Motoring also raised the spectre of another monster that lives in
the bilge. A slight oil leak and a few litres of water from slack
maintenance on the rudder shaft stuffing box were the ingredients.
An automatic bilge pump that I keep closed at the outlet to avoid
surprise oil spills ran continuously and created an emulsion not
unlike blancmange which grew alarmingly until the cause was discovered.
Another time a loud screeching emanated from the stern gland and
this turned out to be the prop shaft rubbing on the stern tube.
Raising the engine mounts corrected it but a new cutlass bearing
is defintely indicated.
More disturbing, the rolling motion apparently placed pressure on
the top of the water tanks and several litres were forced into the
adjacent gutters.
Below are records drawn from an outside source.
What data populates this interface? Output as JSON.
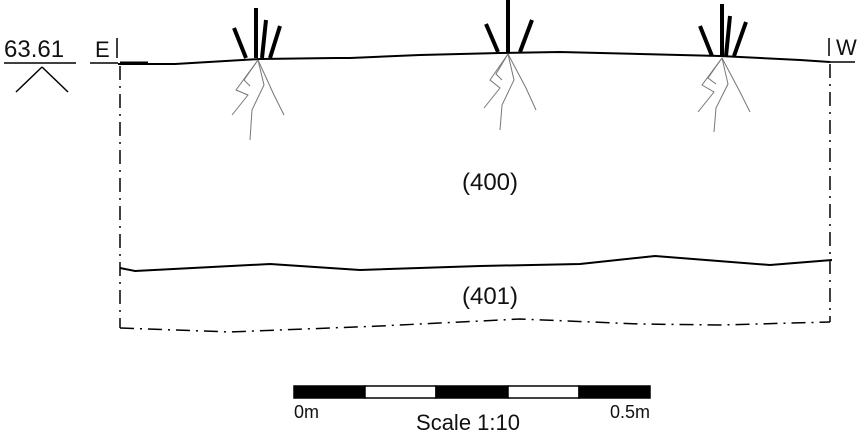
{
  "datum": {
    "label": "63.61"
  },
  "section": {
    "east": "E",
    "west": "W",
    "layers": [
      {
        "label": "(400)"
      },
      {
        "label": "(401)"
      }
    ]
  },
  "scale": {
    "start": "0m",
    "end": "0.5m",
    "label": "Scale 1:10"
  }
}
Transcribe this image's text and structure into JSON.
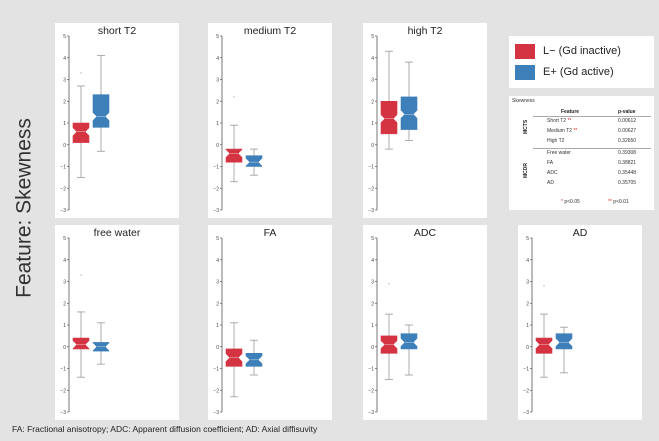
{
  "page": {
    "feature_title": "Feature: Skewness",
    "caption": "FA: Fractional anisotropy; ADC: Apparent diffusion coefficient; AD: Axial diffisuvity"
  },
  "colors": {
    "l_minus": "#d43442",
    "e_plus": "#3d7fb8",
    "whisker": "#999999"
  },
  "legend": {
    "items": [
      {
        "label": "L− (Gd inactive)",
        "color": "#d43442"
      },
      {
        "label": "E+ (Gd active)",
        "color": "#3d7fb8"
      }
    ]
  },
  "ptable": {
    "title": "Skewness",
    "col_feature": "Feature",
    "col_pvalue": "p-value",
    "groups": [
      "MCTS",
      "MCDR"
    ],
    "rows": [
      {
        "feature": "Short T2",
        "stars": "**",
        "p": "0.00612"
      },
      {
        "feature": "Medium T2",
        "stars": "**",
        "p": "0.00627"
      },
      {
        "feature": "High T2",
        "stars": "",
        "p": "0.32650"
      },
      {
        "feature": "Free water",
        "stars": "",
        "p": "0.39308"
      },
      {
        "feature": "FA",
        "stars": "",
        "p": "0.38821"
      },
      {
        "feature": "ADC",
        "stars": "",
        "p": "0.35448"
      },
      {
        "feature": "AD",
        "stars": "",
        "p": "0.35705"
      }
    ],
    "note_star1": "*",
    "note1": "p<0.05",
    "note_star2": "**",
    "note2": "p<0.01"
  },
  "chart_data": {
    "type": "box",
    "ylim": [
      -3,
      5
    ],
    "yticks": [
      -3,
      -2,
      -1,
      0,
      1,
      2,
      3,
      4,
      5
    ],
    "ytick_labels": [
      "−3",
      "−2",
      "−1",
      "0",
      "1",
      "2",
      "3",
      "4",
      "5"
    ],
    "groups": [
      "L− (Gd inactive)",
      "E+ (Gd active)"
    ],
    "panels": [
      {
        "title": "short T2",
        "boxes": [
          {
            "group": "L− (Gd inactive)",
            "whislo": -1.5,
            "q1": 0.1,
            "med": 0.6,
            "q3": 1.0,
            "whishi": 2.7,
            "fliers": [
              3.3
            ]
          },
          {
            "group": "E+ (Gd active)",
            "whislo": -0.3,
            "q1": 0.8,
            "med": 1.3,
            "q3": 2.3,
            "whishi": 4.1,
            "fliers": []
          }
        ]
      },
      {
        "title": "medium T2",
        "boxes": [
          {
            "group": "L− (Gd inactive)",
            "whislo": -1.7,
            "q1": -0.8,
            "med": -0.4,
            "q3": -0.2,
            "whishi": 0.9,
            "fliers": [
              2.2
            ]
          },
          {
            "group": "E+ (Gd active)",
            "whislo": -1.4,
            "q1": -1.0,
            "med": -0.8,
            "q3": -0.5,
            "whishi": -0.2,
            "fliers": []
          }
        ]
      },
      {
        "title": "high T2",
        "boxes": [
          {
            "group": "L− (Gd inactive)",
            "whislo": -0.2,
            "q1": 0.5,
            "med": 1.2,
            "q3": 2.0,
            "whishi": 4.3,
            "fliers": []
          },
          {
            "group": "E+ (Gd active)",
            "whislo": 0.2,
            "q1": 0.7,
            "med": 1.4,
            "q3": 2.2,
            "whishi": 3.8,
            "fliers": []
          }
        ]
      },
      {
        "title": "free water",
        "boxes": [
          {
            "group": "L− (Gd inactive)",
            "whislo": -1.4,
            "q1": -0.1,
            "med": 0.1,
            "q3": 0.4,
            "whishi": 1.6,
            "fliers": [
              3.3
            ]
          },
          {
            "group": "E+ (Gd active)",
            "whislo": -0.8,
            "q1": -0.2,
            "med": 0.0,
            "q3": 0.2,
            "whishi": 1.1,
            "fliers": []
          }
        ]
      },
      {
        "title": "FA",
        "boxes": [
          {
            "group": "L− (Gd inactive)",
            "whislo": -2.3,
            "q1": -0.9,
            "med": -0.5,
            "q3": -0.1,
            "whishi": 1.1,
            "fliers": []
          },
          {
            "group": "E+ (Gd active)",
            "whislo": -1.3,
            "q1": -0.9,
            "med": -0.6,
            "q3": -0.3,
            "whishi": 0.3,
            "fliers": []
          }
        ]
      },
      {
        "title": "ADC",
        "boxes": [
          {
            "group": "L− (Gd inactive)",
            "whislo": -1.5,
            "q1": -0.3,
            "med": 0.1,
            "q3": 0.5,
            "whishi": 1.5,
            "fliers": [
              2.9
            ]
          },
          {
            "group": "E+ (Gd active)",
            "whislo": -1.3,
            "q1": -0.1,
            "med": 0.2,
            "q3": 0.6,
            "whishi": 1.0,
            "fliers": []
          }
        ]
      },
      {
        "title": "AD",
        "boxes": [
          {
            "group": "L− (Gd inactive)",
            "whislo": -1.4,
            "q1": -0.3,
            "med": 0.1,
            "q3": 0.4,
            "whishi": 1.5,
            "fliers": [
              2.8
            ]
          },
          {
            "group": "E+ (Gd active)",
            "whislo": -1.2,
            "q1": -0.1,
            "med": 0.2,
            "q3": 0.6,
            "whishi": 0.9,
            "fliers": []
          }
        ]
      }
    ]
  }
}
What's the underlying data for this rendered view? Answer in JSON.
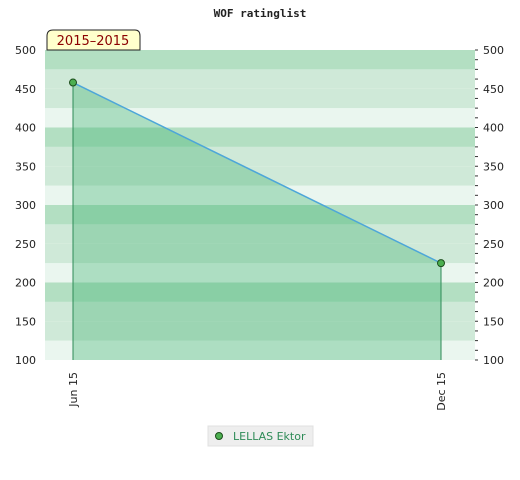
{
  "chart_data": {
    "type": "area",
    "title": "WOF ratinglist",
    "badge": "2015–2015",
    "xlabel": "",
    "ylabel": "",
    "categories": [
      "Jun 15",
      "Dec 15"
    ],
    "series": [
      {
        "name": "LELLAS Ektor",
        "values": [
          458,
          225
        ]
      }
    ],
    "ylim": [
      100,
      500
    ],
    "yticks": [
      100,
      150,
      200,
      250,
      300,
      350,
      400,
      450,
      500
    ],
    "grid": true,
    "legend": "bottom-center",
    "colors": {
      "line": "#4da6d9",
      "fill": "#3cb371",
      "marker": "#4caf50",
      "badge_bg": "#ffffcc",
      "band_dark": "#b3dfc2",
      "band_mid": "#cfe9d8",
      "band_light": "#eaf6ef"
    }
  }
}
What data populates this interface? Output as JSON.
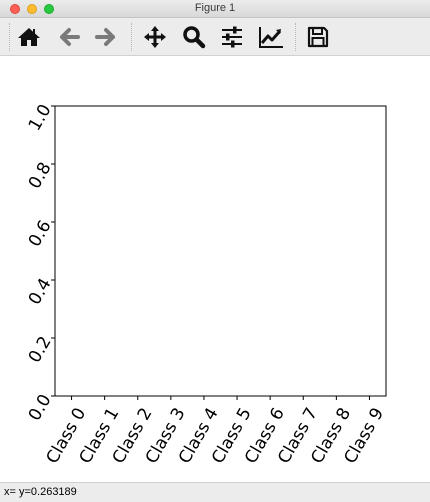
{
  "window": {
    "title": "Figure 1"
  },
  "toolbar": {
    "buttons": [
      {
        "name": "home-button",
        "icon": "home-icon"
      },
      {
        "name": "back-button",
        "icon": "arrow-left-icon"
      },
      {
        "name": "forward-button",
        "icon": "arrow-right-icon"
      },
      {
        "name": "pan-button",
        "icon": "move-icon"
      },
      {
        "name": "zoom-button",
        "icon": "magnifier-icon"
      },
      {
        "name": "configure-subplots-button",
        "icon": "sliders-icon"
      },
      {
        "name": "edit-axis-button",
        "icon": "line-chart-icon"
      },
      {
        "name": "save-button",
        "icon": "floppy-disk-icon"
      }
    ]
  },
  "status": {
    "text": "x= y=0.263189"
  },
  "chart_data": {
    "type": "bar",
    "title": "",
    "xlabel": "",
    "ylabel": "",
    "categories": [
      "Class 0",
      "Class 1",
      "Class 2",
      "Class 3",
      "Class 4",
      "Class 5",
      "Class 6",
      "Class 7",
      "Class 8",
      "Class 9"
    ],
    "series": [],
    "ylim": [
      0.0,
      1.0
    ],
    "yticks": [
      "0.0",
      "0.2",
      "0.4",
      "0.6",
      "0.8",
      "1.0"
    ],
    "grid": false,
    "xtick_rotation": "60 degrees",
    "ytick_rotation": "60 degrees"
  }
}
Lyndall was sleeping on the saloon floor over
the tanks (traditionally the position with the least motion at sea)
but luckily remained dry. On top of this our ever-reliable GPS suddenly
went blank - it was like a Yachtmasters' exam where they continually
surprise you with the unexpected!


Life Aboard
While I kept the boat together as best I could, Lyndall and Jo our
crew provided gourmet meals and we all kept regular 2 hour watches,
looking out for shipping (there were 10) and wind changes. The meals
were so good - we had salads and ice cream for the first 15 days
with so many great pre-cooked stews or fresh stir fry that we could
have been at a classy restaurant. Jo was sporting a red hairdo at
the time and there was a plot aboard to have me undergo a beard-dyeing
- luckily I am fleet of foot around the deck.


Hawaii
We were understandably very pleased to see Koko Head on Oahu Island appear on schedule and from there it is an hour's sail around Diamond Head to Ala Wei marina and the Hawaii Yacht Club. What an amazing transition. After 19 days, the rolling stops and we glide to a stop against the dock with strangers calling their welcome "Aloha's" and tying us up. All around are the exotic towers of Waikiki apartments, blue seas with waves breaking on white sands while the Yacht Club sits on a peninsular surrounded by palm trees, frangipanis and cool, green grass.
From our boat we are just a few meters from the bar, showers and terra firma. Will we ever get outa here?